Kevin Pietersen gets on stilts just so he can look down at Morne Morkel during a celebration routine  •  AFP

At the risk of spoiling their top-of-the-table party, I should remind Delhi fans that the men in blue and red are deceitful blighters and they’ve been here before. They own the group matches, spank every franchise in sight and then saunter into the knockout stages as casually as David Gower wandering along the counter at the breakfast bar trying to decide between waffles and pancakes.
And then it all goes wrong. With a final on the horizon, Irfan will trip over his shoelaces and dislocate his nose, the nutritionist will mix up Morne’s rocket-fuel smoothie with Mahela’s jasmine-and-green-tea sedative drink, and Viru will decide that at long last the moment has come to unveil his left-handed alter-ego, Vincent. Delhi’s exit from the knockout stages is usually swift and unseemly.
So they aren’t fooling anyone with their seven wins. The latest, against Rajasthan, was a bit of a knuckle-whitener, the archetypal IPL game, introduced by the perfect IPL host, or at least he would be if this were 1979. I can see Ramiz Raja in an episode of Magnum PI, sitting on a Hawaiian beach, open-shirted, wearing a gold medallion and sipping from a coconut with a straw. Or is that just me?
At any rate, you feel in safe hands with Ramiz leading the toss ceremony, He doesn’t shout like Ravi, he doesn’t clown like Danny; he just gets the job done in a suave manner: the compere you can trust, the Pakistani Ron Burgundy. And to complete the laidback feel of the intro, he was accompanied by a man in a cowboy hat, something that has sadly gone out of the game since Allen Stanford got caught.
Everyone had come to see Viru and KP, but the rubber-limbed switch-hitter was a bit of a let-down. He carved a brutal four through the off side but was soon on his way after edging to slip with an ugly woody sound, like a man splicing logs for firewood. And there was only a hint of Viru’s genius in the rough-edged fifty he muscled, like Rembrandt knocking up a quick self-portrait to pay a grocery bill.

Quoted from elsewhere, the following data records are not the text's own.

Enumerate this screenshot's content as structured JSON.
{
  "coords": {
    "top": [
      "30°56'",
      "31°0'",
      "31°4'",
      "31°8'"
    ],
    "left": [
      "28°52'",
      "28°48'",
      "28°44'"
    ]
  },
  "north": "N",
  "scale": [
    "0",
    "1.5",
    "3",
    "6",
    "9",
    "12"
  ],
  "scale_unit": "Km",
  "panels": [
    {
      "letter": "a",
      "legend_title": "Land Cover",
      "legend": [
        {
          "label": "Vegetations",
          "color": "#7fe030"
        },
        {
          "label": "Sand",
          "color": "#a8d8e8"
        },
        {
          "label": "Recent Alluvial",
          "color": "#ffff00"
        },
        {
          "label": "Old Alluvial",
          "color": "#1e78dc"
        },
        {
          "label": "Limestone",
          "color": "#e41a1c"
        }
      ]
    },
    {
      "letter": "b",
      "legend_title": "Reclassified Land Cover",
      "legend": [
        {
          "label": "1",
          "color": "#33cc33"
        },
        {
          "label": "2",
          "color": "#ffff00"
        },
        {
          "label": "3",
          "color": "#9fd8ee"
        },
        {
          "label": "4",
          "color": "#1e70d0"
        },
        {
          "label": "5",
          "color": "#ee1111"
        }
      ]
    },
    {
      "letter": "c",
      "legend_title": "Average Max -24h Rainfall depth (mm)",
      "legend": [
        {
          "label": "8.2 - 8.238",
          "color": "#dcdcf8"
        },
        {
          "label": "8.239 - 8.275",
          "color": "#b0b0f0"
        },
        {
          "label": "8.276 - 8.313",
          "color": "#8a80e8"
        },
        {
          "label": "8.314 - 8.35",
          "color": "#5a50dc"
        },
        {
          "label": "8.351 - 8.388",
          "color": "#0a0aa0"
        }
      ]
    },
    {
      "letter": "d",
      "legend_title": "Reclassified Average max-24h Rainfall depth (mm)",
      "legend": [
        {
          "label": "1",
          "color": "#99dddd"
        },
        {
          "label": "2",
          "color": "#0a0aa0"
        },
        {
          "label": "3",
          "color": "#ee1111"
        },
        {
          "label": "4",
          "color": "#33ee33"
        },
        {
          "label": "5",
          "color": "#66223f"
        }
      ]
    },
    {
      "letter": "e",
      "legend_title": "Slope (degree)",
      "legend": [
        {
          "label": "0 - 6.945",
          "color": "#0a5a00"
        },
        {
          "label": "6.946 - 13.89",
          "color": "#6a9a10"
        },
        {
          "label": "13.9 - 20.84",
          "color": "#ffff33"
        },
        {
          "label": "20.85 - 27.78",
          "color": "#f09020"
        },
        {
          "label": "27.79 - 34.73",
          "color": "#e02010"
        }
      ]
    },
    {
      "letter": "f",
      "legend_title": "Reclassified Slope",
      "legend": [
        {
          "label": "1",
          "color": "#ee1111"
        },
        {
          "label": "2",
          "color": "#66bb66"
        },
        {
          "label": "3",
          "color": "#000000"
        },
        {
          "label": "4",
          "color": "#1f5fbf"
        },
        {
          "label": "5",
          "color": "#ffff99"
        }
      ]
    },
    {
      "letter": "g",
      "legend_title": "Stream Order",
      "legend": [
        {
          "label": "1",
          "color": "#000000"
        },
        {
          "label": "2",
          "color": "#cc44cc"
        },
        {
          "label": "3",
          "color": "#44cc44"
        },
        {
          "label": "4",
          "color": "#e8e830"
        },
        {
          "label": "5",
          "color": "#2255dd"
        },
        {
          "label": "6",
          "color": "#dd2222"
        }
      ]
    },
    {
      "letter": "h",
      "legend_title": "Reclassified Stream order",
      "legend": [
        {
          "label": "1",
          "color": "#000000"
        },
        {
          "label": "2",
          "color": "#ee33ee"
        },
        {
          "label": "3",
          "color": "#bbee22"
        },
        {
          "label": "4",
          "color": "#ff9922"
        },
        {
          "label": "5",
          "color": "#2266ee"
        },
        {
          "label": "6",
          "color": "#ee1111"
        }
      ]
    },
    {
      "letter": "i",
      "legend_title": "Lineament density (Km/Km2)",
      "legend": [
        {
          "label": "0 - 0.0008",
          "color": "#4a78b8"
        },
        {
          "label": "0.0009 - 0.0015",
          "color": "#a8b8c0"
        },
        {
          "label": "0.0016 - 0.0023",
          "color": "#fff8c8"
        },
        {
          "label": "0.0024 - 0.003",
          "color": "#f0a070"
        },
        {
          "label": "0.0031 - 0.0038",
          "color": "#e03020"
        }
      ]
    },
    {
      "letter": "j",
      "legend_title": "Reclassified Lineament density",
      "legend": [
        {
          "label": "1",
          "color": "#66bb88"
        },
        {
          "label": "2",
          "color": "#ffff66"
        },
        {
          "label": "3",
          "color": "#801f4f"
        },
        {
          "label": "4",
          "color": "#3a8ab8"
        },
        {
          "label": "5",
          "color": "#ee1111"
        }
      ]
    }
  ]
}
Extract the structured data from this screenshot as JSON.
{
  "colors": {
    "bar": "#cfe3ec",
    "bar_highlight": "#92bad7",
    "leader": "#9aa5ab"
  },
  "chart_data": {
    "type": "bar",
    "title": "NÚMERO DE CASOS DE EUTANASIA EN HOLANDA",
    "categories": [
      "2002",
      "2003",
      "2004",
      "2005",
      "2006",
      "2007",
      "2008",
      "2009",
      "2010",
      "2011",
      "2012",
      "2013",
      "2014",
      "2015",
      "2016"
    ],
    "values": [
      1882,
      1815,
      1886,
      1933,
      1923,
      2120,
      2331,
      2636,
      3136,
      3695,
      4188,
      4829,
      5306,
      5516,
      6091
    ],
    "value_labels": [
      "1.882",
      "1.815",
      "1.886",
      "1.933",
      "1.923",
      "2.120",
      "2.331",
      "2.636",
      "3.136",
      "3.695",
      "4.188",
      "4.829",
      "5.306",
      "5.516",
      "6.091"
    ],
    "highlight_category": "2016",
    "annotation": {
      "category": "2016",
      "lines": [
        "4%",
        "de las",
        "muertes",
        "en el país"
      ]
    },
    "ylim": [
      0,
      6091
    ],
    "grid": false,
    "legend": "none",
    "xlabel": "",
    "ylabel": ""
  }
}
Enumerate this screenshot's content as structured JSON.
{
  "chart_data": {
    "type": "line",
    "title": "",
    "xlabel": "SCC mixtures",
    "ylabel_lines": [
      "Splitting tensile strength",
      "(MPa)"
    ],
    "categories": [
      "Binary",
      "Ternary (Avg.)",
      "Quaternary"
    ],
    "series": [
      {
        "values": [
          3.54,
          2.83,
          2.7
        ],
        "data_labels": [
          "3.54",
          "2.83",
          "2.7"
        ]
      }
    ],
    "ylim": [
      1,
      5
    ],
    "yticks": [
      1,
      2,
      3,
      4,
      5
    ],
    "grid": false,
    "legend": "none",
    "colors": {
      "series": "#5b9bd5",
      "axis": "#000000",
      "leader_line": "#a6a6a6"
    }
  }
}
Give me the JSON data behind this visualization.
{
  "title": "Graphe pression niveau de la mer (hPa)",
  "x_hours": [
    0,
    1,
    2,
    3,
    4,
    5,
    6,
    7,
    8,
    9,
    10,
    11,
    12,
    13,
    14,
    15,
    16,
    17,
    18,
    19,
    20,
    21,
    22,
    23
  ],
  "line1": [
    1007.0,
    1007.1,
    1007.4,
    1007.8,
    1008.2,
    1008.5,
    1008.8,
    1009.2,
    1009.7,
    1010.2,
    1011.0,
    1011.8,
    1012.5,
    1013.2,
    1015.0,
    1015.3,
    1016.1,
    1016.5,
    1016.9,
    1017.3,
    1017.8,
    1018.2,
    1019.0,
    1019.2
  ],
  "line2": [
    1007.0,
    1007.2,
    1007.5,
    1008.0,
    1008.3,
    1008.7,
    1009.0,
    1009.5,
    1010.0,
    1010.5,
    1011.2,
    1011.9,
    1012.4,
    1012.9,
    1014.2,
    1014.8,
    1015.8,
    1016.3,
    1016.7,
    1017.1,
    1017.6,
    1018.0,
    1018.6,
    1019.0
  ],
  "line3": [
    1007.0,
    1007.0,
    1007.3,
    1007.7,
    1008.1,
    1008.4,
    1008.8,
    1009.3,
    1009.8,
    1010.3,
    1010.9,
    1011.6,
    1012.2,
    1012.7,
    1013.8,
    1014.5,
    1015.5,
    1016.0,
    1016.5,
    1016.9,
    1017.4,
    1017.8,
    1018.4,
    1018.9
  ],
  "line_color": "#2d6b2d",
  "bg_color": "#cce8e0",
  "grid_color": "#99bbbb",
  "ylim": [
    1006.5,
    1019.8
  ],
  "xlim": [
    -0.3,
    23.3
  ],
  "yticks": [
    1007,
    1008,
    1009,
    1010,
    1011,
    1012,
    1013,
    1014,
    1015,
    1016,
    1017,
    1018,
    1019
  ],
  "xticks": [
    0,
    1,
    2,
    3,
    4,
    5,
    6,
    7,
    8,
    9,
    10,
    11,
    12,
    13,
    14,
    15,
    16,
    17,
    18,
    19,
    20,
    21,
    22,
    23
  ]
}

It was Rajasthan who possessed the star of the show. There are plenty of run-stuffed biffers and six-happy sloggers in the IPL but does franchiseland boast a more stylish bat wielder than Rahane? Surely, before Suresh and Rohit are given another spin on the selection carousel, Ajinkya deserves his moment? He very nearly almost won this game, and he would have done too, but for Morne’s yorkers.
The yorker is, sadly, out of fashion. These days it’s all slow balls, double-slow balls and super-slo-mo balls, but in those final overs nothing quite beats a screaming, in-dipping, worm-flattener that smashes toes, splinters bats and unplugs timber. Morne delivers his from such a height that they arrive on terra firma like a thunderbolt hurled by Zeus and are just as difficult to score off.
But yorkers, like thunderbolts, can be a tricky weapon to handle. They can go off in your hand. Amit Singh tried to unleash some of his own in Delhi’s last over but got badly burned. Unlike the Morkelyorker, the Amityorker does not smack into the turf with the impact of a scud missile. It floats, it drifts, it hangs delicately in the air for a moment, until it is smashed out of the sky and over the boundary.
With an over to go, the Double Rs needed a dozen. Rahane suffered a bat malfunction and several nasty splinters as his blade was shattered by Yadav, and then Owais could only squirt a single. Ten needed off three. But Rahul Dravid’s Test successor wasn’t done yet. He hit an impossible six over point and then a clever two into a gap on the on side. One for the tie, but Owais, sadly, runs like a tortoise with corns and Delhi, just, racked up another win. They’ll still finish fourth, mind.